Сезон медуз - страница 14
– Верно, что вы даже забросили работу, которой были увлечены?
– Вовсе нет. Я её отложила, чтобы всё написанное сверить с жизнью, найти родство чувств литературных героев с моими…
Доверившись девушке, Курбов шёл рядом с нею, не интересуясь избранным ею маршрутом. Теперь он посмотрел по сторонам – они шли мимо двухэтажного особняка, вход в который стерегли пушки старых времён.
– Это наш музей, – сказала Надя. – Впрочем, что это я! За полгода наш городок можно сто раз осмотреть.
– Нет, – возразил он. – Я здесь ещё не был. Но не в этом дело. Не могли бы рассказать, о чём ваша монография?
– Тема, действительно, интересная – творчество современных писателей Латинской Америки.
– Ого! Действительно, есть над чем поразмышлять, есть что открывать.

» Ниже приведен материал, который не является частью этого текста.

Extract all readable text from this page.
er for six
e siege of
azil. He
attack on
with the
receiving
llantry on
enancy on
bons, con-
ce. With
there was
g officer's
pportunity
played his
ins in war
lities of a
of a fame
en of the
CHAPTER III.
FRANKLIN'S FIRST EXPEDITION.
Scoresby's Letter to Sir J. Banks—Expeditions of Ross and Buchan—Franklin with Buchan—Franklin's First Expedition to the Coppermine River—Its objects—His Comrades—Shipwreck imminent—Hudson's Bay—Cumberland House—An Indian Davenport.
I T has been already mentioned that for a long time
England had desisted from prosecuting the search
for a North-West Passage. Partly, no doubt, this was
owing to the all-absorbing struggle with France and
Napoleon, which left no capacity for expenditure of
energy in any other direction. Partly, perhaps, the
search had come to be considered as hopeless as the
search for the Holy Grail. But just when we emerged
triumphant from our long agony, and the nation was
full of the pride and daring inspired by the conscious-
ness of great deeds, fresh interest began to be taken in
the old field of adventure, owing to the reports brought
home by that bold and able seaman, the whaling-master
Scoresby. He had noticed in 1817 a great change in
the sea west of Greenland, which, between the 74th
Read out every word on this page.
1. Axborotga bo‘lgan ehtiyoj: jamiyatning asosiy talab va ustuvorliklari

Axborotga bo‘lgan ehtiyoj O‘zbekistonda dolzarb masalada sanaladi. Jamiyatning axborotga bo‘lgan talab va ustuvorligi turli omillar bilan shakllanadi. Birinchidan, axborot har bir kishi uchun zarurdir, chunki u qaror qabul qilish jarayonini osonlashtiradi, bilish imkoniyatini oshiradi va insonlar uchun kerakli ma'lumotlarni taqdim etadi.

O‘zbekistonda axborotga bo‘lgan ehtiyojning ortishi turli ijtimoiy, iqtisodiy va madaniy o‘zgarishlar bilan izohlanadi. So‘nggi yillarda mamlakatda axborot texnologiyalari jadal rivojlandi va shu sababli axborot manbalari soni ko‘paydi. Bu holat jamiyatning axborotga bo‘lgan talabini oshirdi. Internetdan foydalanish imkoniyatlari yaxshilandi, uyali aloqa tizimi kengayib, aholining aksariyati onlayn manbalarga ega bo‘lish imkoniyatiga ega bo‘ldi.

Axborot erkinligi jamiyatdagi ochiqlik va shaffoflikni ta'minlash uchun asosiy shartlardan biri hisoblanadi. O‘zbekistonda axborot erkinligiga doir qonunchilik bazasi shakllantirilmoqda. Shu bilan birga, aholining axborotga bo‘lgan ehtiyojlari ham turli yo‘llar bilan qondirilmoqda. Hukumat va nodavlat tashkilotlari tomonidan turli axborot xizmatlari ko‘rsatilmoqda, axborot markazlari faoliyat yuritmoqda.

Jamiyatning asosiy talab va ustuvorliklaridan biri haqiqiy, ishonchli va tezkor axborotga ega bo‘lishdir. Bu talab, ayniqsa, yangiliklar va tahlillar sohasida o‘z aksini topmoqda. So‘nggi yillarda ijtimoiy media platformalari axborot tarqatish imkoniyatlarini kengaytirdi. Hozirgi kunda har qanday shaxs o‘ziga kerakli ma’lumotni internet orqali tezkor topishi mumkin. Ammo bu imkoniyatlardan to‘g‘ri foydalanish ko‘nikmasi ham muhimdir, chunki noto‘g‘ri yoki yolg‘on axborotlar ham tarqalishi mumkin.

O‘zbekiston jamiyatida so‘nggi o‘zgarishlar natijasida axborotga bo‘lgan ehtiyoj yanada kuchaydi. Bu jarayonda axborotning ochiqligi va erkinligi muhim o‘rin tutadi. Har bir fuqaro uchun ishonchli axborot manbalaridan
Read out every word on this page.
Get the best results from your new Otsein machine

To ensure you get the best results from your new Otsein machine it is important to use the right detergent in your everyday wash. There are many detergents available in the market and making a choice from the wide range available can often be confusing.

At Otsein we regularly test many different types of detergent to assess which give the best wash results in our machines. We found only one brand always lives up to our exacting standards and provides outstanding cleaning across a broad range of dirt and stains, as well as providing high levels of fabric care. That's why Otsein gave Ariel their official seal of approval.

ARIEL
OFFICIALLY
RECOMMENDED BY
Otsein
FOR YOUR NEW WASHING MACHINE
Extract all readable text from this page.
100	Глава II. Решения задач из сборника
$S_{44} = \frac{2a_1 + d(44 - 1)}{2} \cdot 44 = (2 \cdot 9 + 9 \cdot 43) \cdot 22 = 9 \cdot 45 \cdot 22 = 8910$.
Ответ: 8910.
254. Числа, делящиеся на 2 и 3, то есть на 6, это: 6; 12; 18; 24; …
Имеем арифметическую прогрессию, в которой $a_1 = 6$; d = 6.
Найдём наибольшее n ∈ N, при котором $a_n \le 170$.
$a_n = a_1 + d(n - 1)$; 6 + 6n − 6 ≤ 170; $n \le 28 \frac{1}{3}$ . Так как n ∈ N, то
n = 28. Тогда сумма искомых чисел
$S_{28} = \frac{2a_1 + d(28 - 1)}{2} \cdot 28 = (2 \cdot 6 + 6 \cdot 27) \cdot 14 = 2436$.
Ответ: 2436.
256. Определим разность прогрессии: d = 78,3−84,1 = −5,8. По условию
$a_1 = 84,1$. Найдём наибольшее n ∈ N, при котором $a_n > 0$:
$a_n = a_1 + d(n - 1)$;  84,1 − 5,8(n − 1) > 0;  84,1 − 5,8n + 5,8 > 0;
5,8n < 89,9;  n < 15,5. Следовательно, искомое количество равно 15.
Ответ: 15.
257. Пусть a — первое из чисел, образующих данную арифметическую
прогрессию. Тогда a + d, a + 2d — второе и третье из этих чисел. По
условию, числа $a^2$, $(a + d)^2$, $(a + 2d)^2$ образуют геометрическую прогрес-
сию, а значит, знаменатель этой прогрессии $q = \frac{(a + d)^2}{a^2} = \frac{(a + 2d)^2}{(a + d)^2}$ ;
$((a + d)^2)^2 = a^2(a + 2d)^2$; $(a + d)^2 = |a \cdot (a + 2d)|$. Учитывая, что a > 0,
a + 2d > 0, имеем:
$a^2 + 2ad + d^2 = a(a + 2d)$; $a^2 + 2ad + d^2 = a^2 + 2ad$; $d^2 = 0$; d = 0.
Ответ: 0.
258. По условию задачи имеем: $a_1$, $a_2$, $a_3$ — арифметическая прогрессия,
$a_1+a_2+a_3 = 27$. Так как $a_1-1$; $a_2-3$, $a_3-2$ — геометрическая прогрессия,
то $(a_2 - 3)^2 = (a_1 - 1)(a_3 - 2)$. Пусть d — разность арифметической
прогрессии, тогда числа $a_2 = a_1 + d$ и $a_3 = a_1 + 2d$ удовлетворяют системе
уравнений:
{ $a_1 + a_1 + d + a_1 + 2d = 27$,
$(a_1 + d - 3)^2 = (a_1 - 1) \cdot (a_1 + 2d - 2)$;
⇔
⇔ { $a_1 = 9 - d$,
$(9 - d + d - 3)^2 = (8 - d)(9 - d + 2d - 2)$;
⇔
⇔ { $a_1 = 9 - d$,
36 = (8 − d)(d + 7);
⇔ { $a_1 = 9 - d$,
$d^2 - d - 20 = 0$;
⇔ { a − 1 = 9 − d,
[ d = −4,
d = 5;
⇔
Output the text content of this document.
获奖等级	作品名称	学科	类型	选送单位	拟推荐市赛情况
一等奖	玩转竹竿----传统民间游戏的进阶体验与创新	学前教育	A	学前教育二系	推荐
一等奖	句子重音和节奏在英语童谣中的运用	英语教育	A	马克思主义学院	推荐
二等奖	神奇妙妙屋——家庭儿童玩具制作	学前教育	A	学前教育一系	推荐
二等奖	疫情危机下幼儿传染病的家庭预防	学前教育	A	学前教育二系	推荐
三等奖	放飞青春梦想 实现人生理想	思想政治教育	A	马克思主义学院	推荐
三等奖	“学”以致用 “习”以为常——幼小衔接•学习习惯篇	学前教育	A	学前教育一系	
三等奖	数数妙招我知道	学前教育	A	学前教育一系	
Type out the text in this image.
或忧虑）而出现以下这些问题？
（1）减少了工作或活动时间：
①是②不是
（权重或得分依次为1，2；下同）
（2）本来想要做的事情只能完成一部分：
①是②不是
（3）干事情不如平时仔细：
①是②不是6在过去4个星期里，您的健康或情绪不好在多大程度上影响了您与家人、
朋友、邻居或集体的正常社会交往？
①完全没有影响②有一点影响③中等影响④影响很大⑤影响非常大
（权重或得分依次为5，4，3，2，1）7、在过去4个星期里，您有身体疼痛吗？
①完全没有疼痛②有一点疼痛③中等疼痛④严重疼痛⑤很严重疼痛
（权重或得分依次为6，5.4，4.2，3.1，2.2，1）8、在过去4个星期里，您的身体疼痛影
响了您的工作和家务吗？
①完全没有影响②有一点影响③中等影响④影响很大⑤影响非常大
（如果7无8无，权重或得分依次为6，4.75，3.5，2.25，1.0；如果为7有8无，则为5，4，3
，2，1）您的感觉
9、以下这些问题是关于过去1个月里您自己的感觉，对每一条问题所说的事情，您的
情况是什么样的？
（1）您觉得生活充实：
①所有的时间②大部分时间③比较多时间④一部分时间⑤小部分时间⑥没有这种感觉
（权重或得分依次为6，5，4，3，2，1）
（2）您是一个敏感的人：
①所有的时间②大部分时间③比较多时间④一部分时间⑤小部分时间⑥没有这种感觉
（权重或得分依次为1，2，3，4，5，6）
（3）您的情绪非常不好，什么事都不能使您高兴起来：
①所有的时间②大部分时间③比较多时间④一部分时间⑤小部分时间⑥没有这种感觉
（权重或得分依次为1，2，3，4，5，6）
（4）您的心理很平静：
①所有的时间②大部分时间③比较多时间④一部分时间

Я давно уже не читал ничего лучше, чем «Сто лет одиночества». У нас вроде бы и другие книги Маркеса переводили?
– Да. «Полковнику никто не пишет», «Похороны Великой Мамы», «Недобрый час». В чём-то перекликается со «Сто лет одиночества» роман «Осень патриарха». Если хотите, дам почитать.
– На испанском?
– Есть и на испанском.
– Жаль, что я не знаю этот язык.
– Его нетрудно освоить.
– Поздновато, наверное. Хотя, насколько знаю, он выразительный, красивый, темпераментный. Скажите что-нибудь по-испански…
– Nada у pues nada, у nada, у pues nada.[1]
– Переведите.
– Не стоит. Я ведь всё о том же.
– Наденька… – Голос у Андрея Владимировича неожиданно сорвался. Но он тут же поправился. – Надина. Пожалуйста, не торопите события. Мне, например, нужно время, чтобы привыкнуть к тому, что вы, красивая, умная и странная девушка, почему-то… заинтересовались моей персоной. И вам надо посмотреть на меня более критическим взглядом, чтобы увидеть, как я… далёк от идеала, которому вы придали мою внешность. Возьмите в толк и то, что я не свободен. У меня есть жена. Женщина, которую я… уважаю, которой я… многим обязан. Которая не оставила меня в беде… в болезни… Что с вами? – всполошился он, потому что девушка вдруг остановилась и ухватилась за его руку.
– Ничего. – Она устыдилась своего порыва и руку, которой ухватилась за него, убрала за спину. – Nada. Y pues nada[1]. Я ведь вам говорила, что у меня было много осведомителей. Так вот. От них я узнала, что ни вы её, ни она вас… Вы уже не любите друг друга. Да и раньше она вас не особенно любила, во всяком случае не так, как я. И я теперь соберусь и пойду к ней, расскажу всё, как есть.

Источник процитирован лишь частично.